I was first introduced to beeswax food wrap two years ago when I visited a handmade craft show in Toronto, Canada. I was approached by a gentlemen who was the owner of a home based beeswax wrap business. I was attracted to the ideas of this eco-friendly product that is reusable, washable and sustainable alternative to single-use plastic. What fascinated me the most was the owner handmade all their beeswax wraps in his home kitchen, using very simple tools you can find at home, and ingredients you can get from your local grocery store. The owner was very kind to share some of the secrets of how he made his own beeswax food wraps, and together with my own research, I will share this non-edible recipe to you. But if you want to skip the mess and get your own beeswax food wrap right away, you can get one HERE. We have a large selection of designs in different sizes.
- thin cotton material like quilters cotton organic would be preferred since this will be touching food
- organic beeswax pellets they also have white ones that would yellow your fabric less
- powdered pine resin
- new paintbrush
- pinking shears optional but helpful
- baking sheet and parchment paper
- Wash your fabric to remove any chemicals still on the fabric and dry. Cut your fabric into 8″ x 8″ squares with pinking shears (this will help your fabric not unravel at the ends). You can cut squares much larger and adjust the amount of your ingredients, but I just stuck with an 8″ x 8″ since that’s what fits best in my smaller oven cookie sheets (I have one of those smaller apartment-sized ovens—thanks, house designer!).
Lay out parchment paper on your cookie sheet and place your fabric square on the sheet. Sprinkle 1/2 teaspoon jojoba oil, 1 1/2 teaspoons pine resin, and 2 teaspoons beeswax pellets over the sheet as evenly as you can. Preheat your oven to 225° and place your sheet in the oven for 5-10 minutes or until you can see that all the elements have melted.
Once you see everything has melted, use your paintbrush to smooth out the mixture all over the sheet. One thing I added to the process is that I also used the brush to lightly squeegee the excess mixture from off the sheet so only a light coating remained. When I just brushed and evened out what was on there and let it dry, it was too thick and I had to put them back in, let it melt again, and remove the excess. I’d rather have a little too much though and squeegee it off than too little, so I would suggest doing it that way.
Once you have thin coating after brushing, place the sheet back in the oven for 1-2 more minutes.
Use tongs to pick up the sheet off the tray and wave it around in the air for a few seconds to allow it to cool (it cools pretty quickly), and then hang it over something to allow it to fully set. I see that some people use them right away after they have cooled, but I waited 24 hours to give them time to fully dry.

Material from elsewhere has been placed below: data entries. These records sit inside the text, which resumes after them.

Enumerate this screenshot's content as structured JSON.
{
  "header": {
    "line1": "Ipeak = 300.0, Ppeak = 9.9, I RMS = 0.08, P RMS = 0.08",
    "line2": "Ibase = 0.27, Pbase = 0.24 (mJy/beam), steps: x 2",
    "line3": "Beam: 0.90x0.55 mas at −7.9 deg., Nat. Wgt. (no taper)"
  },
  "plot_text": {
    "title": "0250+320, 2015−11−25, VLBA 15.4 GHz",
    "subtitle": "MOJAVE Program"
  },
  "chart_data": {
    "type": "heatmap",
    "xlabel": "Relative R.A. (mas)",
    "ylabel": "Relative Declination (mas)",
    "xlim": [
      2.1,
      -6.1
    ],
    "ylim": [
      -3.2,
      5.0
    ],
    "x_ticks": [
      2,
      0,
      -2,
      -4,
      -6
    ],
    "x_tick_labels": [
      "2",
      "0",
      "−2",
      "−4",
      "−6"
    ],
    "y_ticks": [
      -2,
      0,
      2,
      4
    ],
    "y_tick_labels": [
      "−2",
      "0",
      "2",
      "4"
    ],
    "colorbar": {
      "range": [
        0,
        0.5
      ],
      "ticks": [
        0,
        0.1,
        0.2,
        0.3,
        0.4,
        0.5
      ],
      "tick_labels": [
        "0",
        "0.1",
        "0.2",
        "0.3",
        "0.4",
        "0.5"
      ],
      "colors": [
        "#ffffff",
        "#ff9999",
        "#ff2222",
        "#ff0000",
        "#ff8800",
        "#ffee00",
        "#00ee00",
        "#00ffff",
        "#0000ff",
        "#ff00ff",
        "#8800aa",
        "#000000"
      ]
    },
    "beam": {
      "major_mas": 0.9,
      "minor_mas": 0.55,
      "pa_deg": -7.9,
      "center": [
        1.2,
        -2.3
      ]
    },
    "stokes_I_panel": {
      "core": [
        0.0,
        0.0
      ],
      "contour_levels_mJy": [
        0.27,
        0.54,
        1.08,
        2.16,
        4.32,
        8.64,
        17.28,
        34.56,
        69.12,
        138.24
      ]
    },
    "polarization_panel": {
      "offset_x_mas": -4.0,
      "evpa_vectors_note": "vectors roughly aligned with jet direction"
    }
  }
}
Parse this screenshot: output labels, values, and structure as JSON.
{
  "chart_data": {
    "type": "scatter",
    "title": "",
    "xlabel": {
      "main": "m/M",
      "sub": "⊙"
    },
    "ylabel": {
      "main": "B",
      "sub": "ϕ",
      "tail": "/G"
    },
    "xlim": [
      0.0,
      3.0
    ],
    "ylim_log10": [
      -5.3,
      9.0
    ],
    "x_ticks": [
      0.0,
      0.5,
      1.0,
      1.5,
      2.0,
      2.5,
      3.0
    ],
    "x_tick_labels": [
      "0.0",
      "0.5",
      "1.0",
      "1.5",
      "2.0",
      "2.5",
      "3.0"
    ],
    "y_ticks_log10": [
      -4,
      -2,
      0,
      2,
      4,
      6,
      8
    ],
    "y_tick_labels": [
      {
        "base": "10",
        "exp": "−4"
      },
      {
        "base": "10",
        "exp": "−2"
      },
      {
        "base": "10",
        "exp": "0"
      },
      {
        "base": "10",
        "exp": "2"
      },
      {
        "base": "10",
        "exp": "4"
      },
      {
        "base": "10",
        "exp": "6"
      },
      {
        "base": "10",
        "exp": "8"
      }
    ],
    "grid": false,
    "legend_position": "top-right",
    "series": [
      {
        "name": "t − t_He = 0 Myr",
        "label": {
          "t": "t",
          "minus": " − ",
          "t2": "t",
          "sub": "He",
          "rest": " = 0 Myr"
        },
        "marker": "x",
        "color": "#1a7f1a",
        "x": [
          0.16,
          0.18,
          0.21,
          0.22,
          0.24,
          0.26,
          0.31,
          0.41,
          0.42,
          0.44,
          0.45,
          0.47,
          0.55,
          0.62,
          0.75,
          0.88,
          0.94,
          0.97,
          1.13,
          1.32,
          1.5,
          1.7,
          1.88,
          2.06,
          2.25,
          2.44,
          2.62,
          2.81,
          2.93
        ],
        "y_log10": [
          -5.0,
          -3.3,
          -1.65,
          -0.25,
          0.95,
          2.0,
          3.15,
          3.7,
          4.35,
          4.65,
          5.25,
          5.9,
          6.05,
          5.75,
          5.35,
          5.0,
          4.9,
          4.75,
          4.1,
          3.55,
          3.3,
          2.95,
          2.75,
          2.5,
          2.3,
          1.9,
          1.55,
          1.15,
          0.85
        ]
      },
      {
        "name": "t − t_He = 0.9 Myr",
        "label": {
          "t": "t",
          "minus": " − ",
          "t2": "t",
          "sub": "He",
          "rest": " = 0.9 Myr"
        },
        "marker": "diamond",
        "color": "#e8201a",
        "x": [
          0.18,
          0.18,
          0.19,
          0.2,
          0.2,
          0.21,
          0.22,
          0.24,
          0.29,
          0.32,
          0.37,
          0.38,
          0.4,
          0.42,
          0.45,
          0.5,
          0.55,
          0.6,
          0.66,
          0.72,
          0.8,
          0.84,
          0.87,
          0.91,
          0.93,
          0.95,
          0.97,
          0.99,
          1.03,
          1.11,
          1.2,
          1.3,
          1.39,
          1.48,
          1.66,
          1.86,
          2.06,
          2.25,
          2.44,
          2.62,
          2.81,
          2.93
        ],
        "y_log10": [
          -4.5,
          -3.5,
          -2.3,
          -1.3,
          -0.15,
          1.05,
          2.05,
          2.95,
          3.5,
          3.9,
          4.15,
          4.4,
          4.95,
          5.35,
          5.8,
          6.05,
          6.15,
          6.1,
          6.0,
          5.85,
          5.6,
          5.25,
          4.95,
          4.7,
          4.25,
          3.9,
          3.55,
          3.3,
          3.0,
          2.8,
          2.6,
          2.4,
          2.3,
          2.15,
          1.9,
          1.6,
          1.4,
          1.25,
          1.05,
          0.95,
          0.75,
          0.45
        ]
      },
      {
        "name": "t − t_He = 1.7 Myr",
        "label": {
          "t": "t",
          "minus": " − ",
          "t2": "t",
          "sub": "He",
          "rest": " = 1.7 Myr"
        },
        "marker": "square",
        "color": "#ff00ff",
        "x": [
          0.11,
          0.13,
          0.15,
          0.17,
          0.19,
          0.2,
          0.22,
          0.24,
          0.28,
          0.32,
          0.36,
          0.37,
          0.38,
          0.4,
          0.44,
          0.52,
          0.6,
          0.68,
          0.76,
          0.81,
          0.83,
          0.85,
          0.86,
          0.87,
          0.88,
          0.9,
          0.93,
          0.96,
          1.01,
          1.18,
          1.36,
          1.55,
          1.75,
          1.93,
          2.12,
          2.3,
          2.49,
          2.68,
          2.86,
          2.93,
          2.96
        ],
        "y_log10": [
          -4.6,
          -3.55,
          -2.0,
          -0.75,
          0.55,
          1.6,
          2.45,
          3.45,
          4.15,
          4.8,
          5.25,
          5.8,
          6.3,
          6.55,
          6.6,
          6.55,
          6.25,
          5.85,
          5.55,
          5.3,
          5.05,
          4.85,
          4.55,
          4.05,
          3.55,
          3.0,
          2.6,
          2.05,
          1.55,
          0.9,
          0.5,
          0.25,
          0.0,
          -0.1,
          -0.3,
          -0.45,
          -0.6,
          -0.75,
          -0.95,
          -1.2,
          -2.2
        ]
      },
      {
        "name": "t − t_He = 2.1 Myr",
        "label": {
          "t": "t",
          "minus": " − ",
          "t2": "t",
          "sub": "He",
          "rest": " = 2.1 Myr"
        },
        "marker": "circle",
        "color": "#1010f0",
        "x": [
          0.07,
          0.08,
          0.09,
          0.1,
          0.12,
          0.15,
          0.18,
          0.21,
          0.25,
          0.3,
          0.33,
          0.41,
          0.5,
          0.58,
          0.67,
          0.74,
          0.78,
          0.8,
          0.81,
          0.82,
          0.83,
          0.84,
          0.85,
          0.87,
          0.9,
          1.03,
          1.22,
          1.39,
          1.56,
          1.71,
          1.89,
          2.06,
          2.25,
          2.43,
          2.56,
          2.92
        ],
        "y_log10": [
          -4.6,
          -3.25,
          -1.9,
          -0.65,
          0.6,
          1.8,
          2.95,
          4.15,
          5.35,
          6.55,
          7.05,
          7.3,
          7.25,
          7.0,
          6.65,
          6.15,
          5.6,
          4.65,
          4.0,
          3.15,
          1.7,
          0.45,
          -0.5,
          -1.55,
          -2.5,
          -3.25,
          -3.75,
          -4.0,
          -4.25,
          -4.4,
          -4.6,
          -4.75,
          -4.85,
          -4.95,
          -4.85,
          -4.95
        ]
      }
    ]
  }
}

Once your sheets have set, they are ready to use! Oh, and it may take a little longer to get the resin powder and beeswax off, but you should be able to clean up your tools with just hot water and soap.
When it come to caring for your wraps, wash in cold water (hot will melt your wax off), use mild soap, and allow your sheets to air dry before their next use. You don’t want to use these with items that you would want to wash in hot water/soap after touching (like meat) so this is more for wrapping up fruits and veggies, bread, and cheese, or as a bowl cover.